La légalité et la constitutionnalité de ces restrictions sans précédent ont été questionnées dès le début de la pandémie, par la Ligue des droits humains et Infor Jeunes, notamment via une procédure au Conseil d’État contre les arrêtés ministériels, toujours en cours et via une citation de l’État belge devant le tribunal de première instance.

« Ces arrêtés ministériels ont eu des conséquences désastreuses pour de très nombreux jeunes », explique Hassan Laafoura d’Infor Jeunes, « pour qui le confinement a été une période particulièrement difficile, et qui se sont en plus retrouvés endettés à cause de transactions pénales ou ont maintenant un casier judiciaire ».

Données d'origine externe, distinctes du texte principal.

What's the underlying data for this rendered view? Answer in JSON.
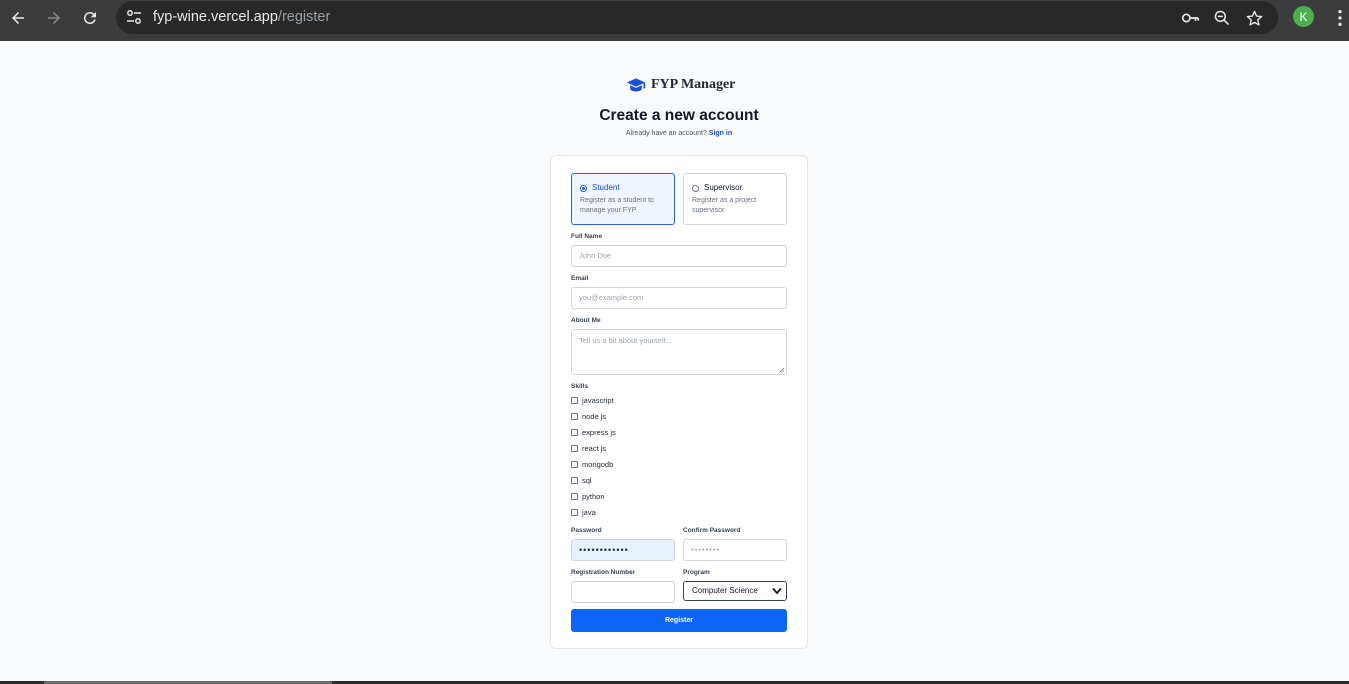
{
  "browser": {
    "url_host": "fyp-wine.vercel.app",
    "url_path": "/register",
    "profile_initial": "K",
    "icons": [
      "back-arrow-icon",
      "forward-arrow-icon",
      "reload-icon",
      "site-settings-icon",
      "password-key-icon",
      "zoom-icon",
      "bookmark-star-icon",
      "more-menu-icon"
    ]
  },
  "brand": {
    "name": "FYP Manager",
    "icon": "graduation-cap-icon"
  },
  "header": {
    "title": "Create a new account",
    "subtitle_text": "Already have an account?",
    "signin_link": "Sign in"
  },
  "roles": [
    {
      "title": "Student",
      "description": "Register as a student to manage your FYP",
      "selected": true
    },
    {
      "title": "Supervisor",
      "description": "Register as a project supervisor",
      "selected": false
    }
  ],
  "form": {
    "full_name": {
      "label": "Full Name",
      "placeholder": "John Doe"
    },
    "email": {
      "label": "Email",
      "placeholder": "you@example.com"
    },
    "about": {
      "label": "About Me",
      "placeholder": "Tell us a bit about yourself..."
    },
    "skills_label": "Skills",
    "skills": [
      "javascript",
      "node js",
      "express js",
      "react js",
      "mongodb",
      "sql",
      "python",
      "java"
    ],
    "password": {
      "label": "Password",
      "value": "••••••••••••"
    },
    "confirm_password": {
      "label": "Confirm Password",
      "placeholder": "••••••••"
    },
    "registration_number": {
      "label": "Registration Number",
      "value": ""
    },
    "program": {
      "label": "Program",
      "selected": "Computer Science"
    },
    "submit_label": "Register"
  },
  "colors": {
    "primary": "#0b66f5",
    "page_bg": "#f8fafc",
    "chrome_bg": "#3c3c3c"
  }
}
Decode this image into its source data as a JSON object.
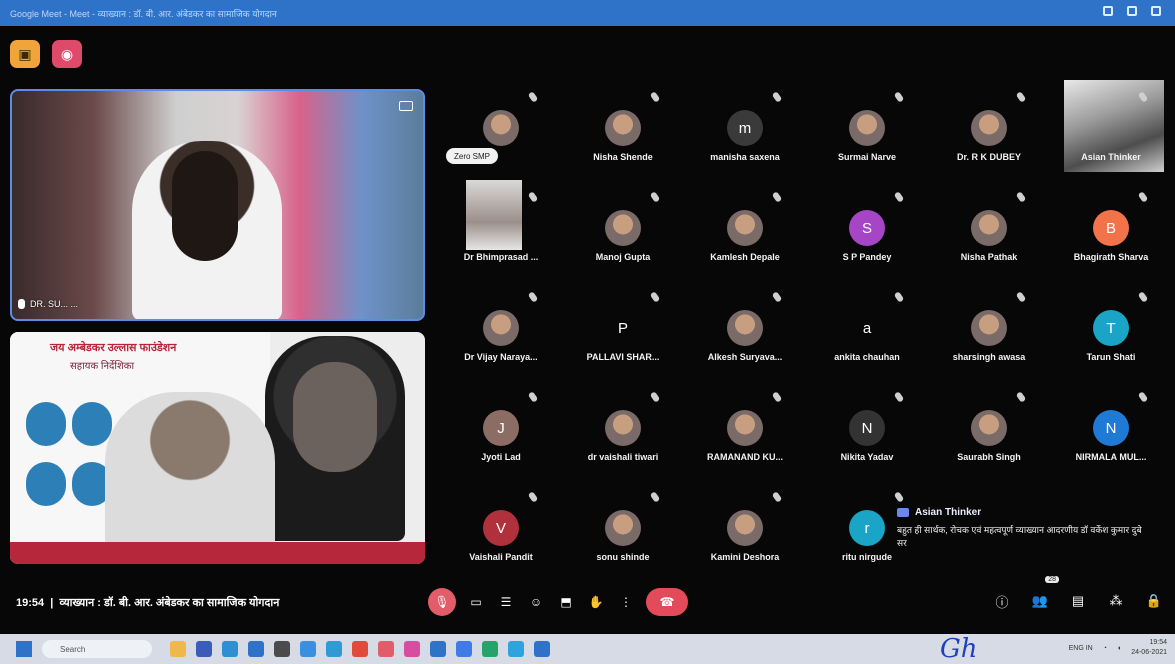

Seul le Parlement peut décider de restreindre les droits fondamentaux

La Ligue des droits humains et l’asbl Infor Jeunes Laeken ont donc décidé d’intervenir dans cette procédure devant la Cour constitutionnelle. « Il s’agit pour nous de questions essentielles », pointe Edgar Szoc, président de la Ligue des droits humains, « à savoir la place que l’on donne aux droits fondamentaux et aux principes constitutionnels dans la gestion d’une crise. Notre Constitution ne permet pas que les droits qu’elle contient soient mis entre parenthèses le temps d’une crise. Elle ne permet aucun écart par rapport au principe de légalité : même en temps de crise, le principe démocratique doit être respecté. Nous espérons que la Cour constitutionnelle réaffirmera ce principe, un positionnement nécessaire si nous devons traverser d’autres crises, sécuritaires, climatiques, etc. ».

Loïca Lambert, avocate des deux associations, précise l’enjeu de l’affaire : « La Constitution prévoit que seul le Parlement peut décider de restreindre nos droits fondamentaux et de sanctionner des comportements par la voie pénale. Le but est de garantir qu’un débat démocratique puisse avoir lieu. Le rôle du gouvernement se limite à l’exécution de ce qui a été décidé par le Parlement. Ici, le ministre prétendait qu’une loi sur la sécurité civile lui permettait de prendre seul des mesures telles que l’obligation de rester chez soi ou l’interdiction de voir ses proches. Nous soutenons devant la Cour constitutionnelle que cette loi ne prévoit rien de tout cela. Il est inacceptable au regard de notre Constitution qu’un ministre ait pu agir seul pendant plus d’un an sans y être autorisé par le Parlement ».

Changer le cours de certains dossiers

La décision de la Cour constitutionnelle est très attendue. A Bruxelles, elle pourrait par exemple changer le cours de plus de 2000 dossiers liés à ces mesures de confinement encore en cours de traitement. Ces enjeux nous paraissent désormais éloignés mais ils sont essentiels : l’urgence de gestion d’une crise ne peut pas écraser les droits fondamentaux. C’est par ailleurs pour cette raison que la Ligue des droits humains et la Liga voor Mensenrechten avaient introduit le 21 février 2022 un recours en annulation contre “la loi pandémie” pour s’assurer que les droits et libertés fondamentaux soient respectés en temps de crise.